The housing market is showing signs of accelerating, with home builder cancellation rates for new homes tumbling to levels last seen during the height of the pandemic buying frenzy.
A March survey by John Burns Research and Consulting found that builders reported an aggregate cancellation rate of 9% for purchases of new homes under construction. That’s much lower than the peak of 24.6% reached in October 2022, and nearly in line with the 8% hit during the pandemic home-buying boom.
A slate of first-quarter earnings reports from top homebuilders have revealed a similar pattern of resurgent demand.
KB Home, for example, said its cancellation rate for the first three months of 2023 stood at 36%, down from 68% the quarter prior.
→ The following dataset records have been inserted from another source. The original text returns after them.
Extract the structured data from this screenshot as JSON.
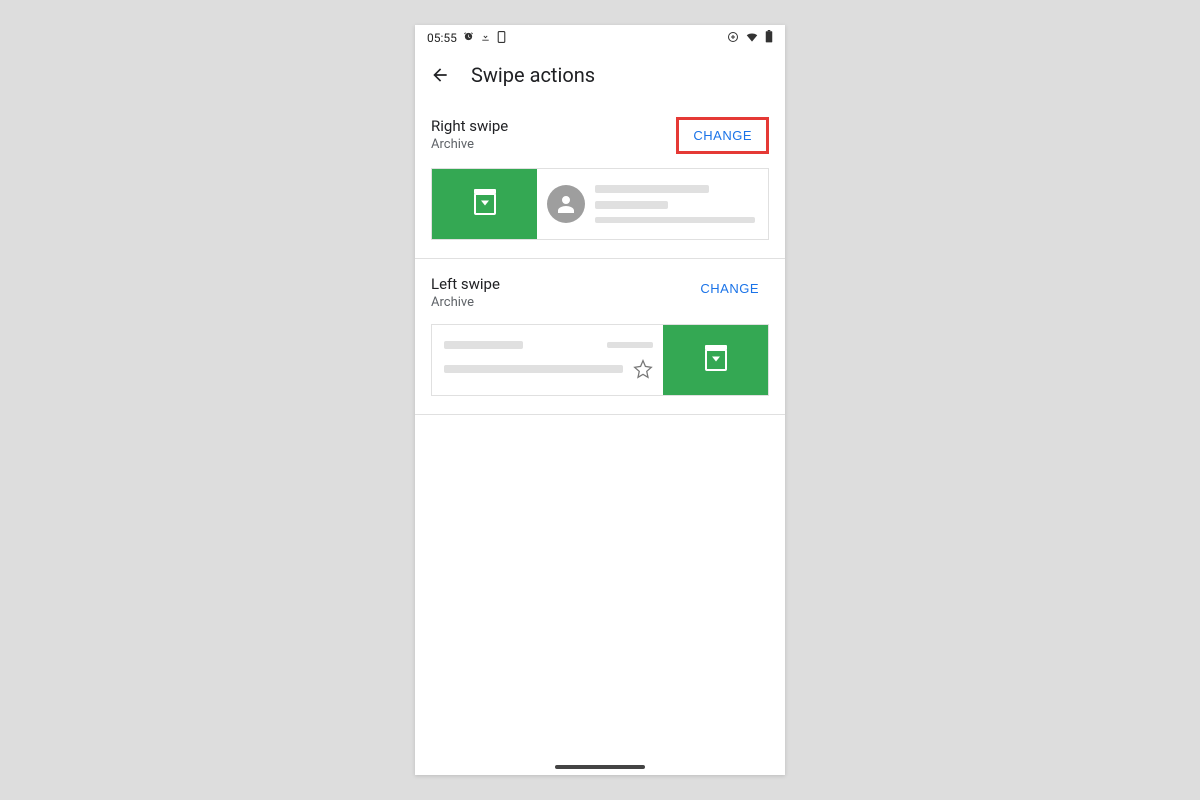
{
  "status": {
    "time": "05:55",
    "icons_left": [
      "alarm",
      "download",
      "phone"
    ],
    "icons_right": [
      "data-saver",
      "wifi",
      "battery"
    ]
  },
  "header": {
    "title": "Swipe actions"
  },
  "sections": {
    "right": {
      "title": "Right swipe",
      "subtitle": "Archive",
      "change_label": "CHANGE",
      "action_color": "#34a853",
      "highlighted": true
    },
    "left": {
      "title": "Left swipe",
      "subtitle": "Archive",
      "change_label": "CHANGE",
      "action_color": "#34a853",
      "highlighted": false
    }
  }
}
DR Horton and PulteGroup also reported figures that suggest stabilizing demand. DR Horton’s cancellation rate in the first quarter of 2023 hovered at 18%, down from 27% at the end of 2022, while PulteGroup saw 13% of buyers cancel home contracts in that span, down from 32% in the previous quarter.
“As we entered the spring selling season during the quarter, we began to see an increase in [housing] demand,” Jeffrey Mezger, chief executive of KB Home said in March. “This reflected in part the targeted sales strategies we deployed, together with a stabilizing mortgage interest rate environment. As a result, we achieved a sequential improvement in our net orders in both January and February, and net orders have remained strong in the early weeks of March.”
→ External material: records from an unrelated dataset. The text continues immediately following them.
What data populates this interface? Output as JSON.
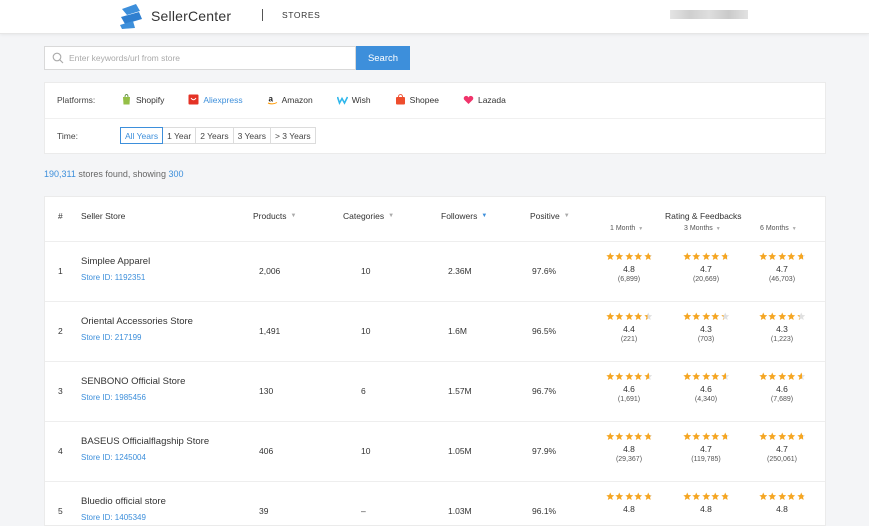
{
  "header": {
    "brand": "SellerCenter",
    "nav": "STORES"
  },
  "search": {
    "placeholder": "Enter keywords/url from store",
    "button": "Search"
  },
  "filters": {
    "platforms_label": "Platforms:",
    "platforms": [
      {
        "label": "Shopify",
        "icon": "shopify-icon",
        "active": false
      },
      {
        "label": "Aliexpress",
        "icon": "aliexpress-icon",
        "active": true
      },
      {
        "label": "Amazon",
        "icon": "amazon-icon",
        "active": false
      },
      {
        "label": "Wish",
        "icon": "wish-icon",
        "active": false
      },
      {
        "label": "Shopee",
        "icon": "shopee-icon",
        "active": false
      },
      {
        "label": "Lazada",
        "icon": "lazada-icon",
        "active": false
      }
    ],
    "time_label": "Time:",
    "time_options": [
      {
        "label": "All Years",
        "active": true
      },
      {
        "label": "1 Year",
        "active": false
      },
      {
        "label": "2 Years",
        "active": false
      },
      {
        "label": "3 Years",
        "active": false
      },
      {
        "label": "> 3 Years",
        "active": false
      }
    ]
  },
  "summary": {
    "count": "190,311",
    "middle": "stores found, showing",
    "showing": "300"
  },
  "table": {
    "headers": {
      "index": "#",
      "store": "Seller Store",
      "products": "Products",
      "categories": "Categories",
      "followers": "Followers",
      "positive": "Positive",
      "rating": "Rating & Feedbacks",
      "m1": "1 Month",
      "m3": "3 Months",
      "m6": "6 Months"
    },
    "rows": [
      {
        "index": "1",
        "name": "Simplee Apparel",
        "store_id": "Store ID: 1192351",
        "products": "2,006",
        "categories": "10",
        "followers": "2.36M",
        "positive": "97.6%",
        "ratings": [
          {
            "value": "4.8",
            "count": "(6,899)"
          },
          {
            "value": "4.7",
            "count": "(20,669)"
          },
          {
            "value": "4.7",
            "count": "(46,703)"
          }
        ]
      },
      {
        "index": "2",
        "name": "Oriental Accessories Store",
        "store_id": "Store ID: 217199",
        "products": "1,491",
        "categories": "10",
        "followers": "1.6M",
        "positive": "96.5%",
        "ratings": [
          {
            "value": "4.4",
            "count": "(221)"
          },
          {
            "value": "4.3",
            "count": "(703)"
          },
          {
            "value": "4.3",
            "count": "(1,223)"
          }
        ]
      },
      {
        "index": "3",
        "name": "SENBONO Official Store",
        "store_id": "Store ID: 1985456",
        "products": "130",
        "categories": "6",
        "followers": "1.57M",
        "positive": "96.7%",
        "ratings": [
          {
            "value": "4.6",
            "count": "(1,691)"
          },
          {
            "value": "4.6",
            "count": "(4,340)"
          },
          {
            "value": "4.6",
            "count": "(7,689)"
          }
        ]
      },
      {
        "index": "4",
        "name": "BASEUS Officialflagship Store",
        "store_id": "Store ID: 1245004",
        "products": "406",
        "categories": "10",
        "followers": "1.05M",
        "positive": "97.9%",
        "ratings": [
          {
            "value": "4.8",
            "count": "(29,367)"
          },
          {
            "value": "4.7",
            "count": "(119,785)"
          },
          {
            "value": "4.7",
            "count": "(250,061)"
          }
        ]
      },
      {
        "index": "5",
        "name": "Bluedio official store",
        "store_id": "Store ID: 1405349",
        "products": "39",
        "categories": "–",
        "followers": "1.03M",
        "positive": "96.1%",
        "ratings": [
          {
            "value": "4.8",
            "count": ""
          },
          {
            "value": "4.8",
            "count": ""
          },
          {
            "value": "4.8",
            "count": ""
          }
        ]
      }
    ]
  },
  "colors": {
    "accent": "#3d8fdb",
    "star": "#f5a623",
    "star_empty": "#e0e0e0"
  }
}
To be sure, still-high mortgage rates, and elevated prices have kept housing affordability low. In March, the average mortgage payment for new applicants increased 1.6% month-over-month, Mortgage Bankers Association data shows.
Rates on the 30-year-fixed mortgage have stayed around 7% for months — data from Bankrate shows the rate is 6.83% on Wednesday — and that makes homeowners hesitant to sell, as it could mean financing a new home at a higher rate.
The MBA pointed to low inventory as a key culprit in the affordability dilemma, and that’s unlikely to change anytime soon.
Real estate tracker Redfin said new listings of home for sale slumped more than 20% in April year-over-year, marking the steepest decline in housing inventory since the pandemic.
“The lack of new listings is driving an unseasonal decline in the total number of homes for sale,” Redfin said in an April 28 report.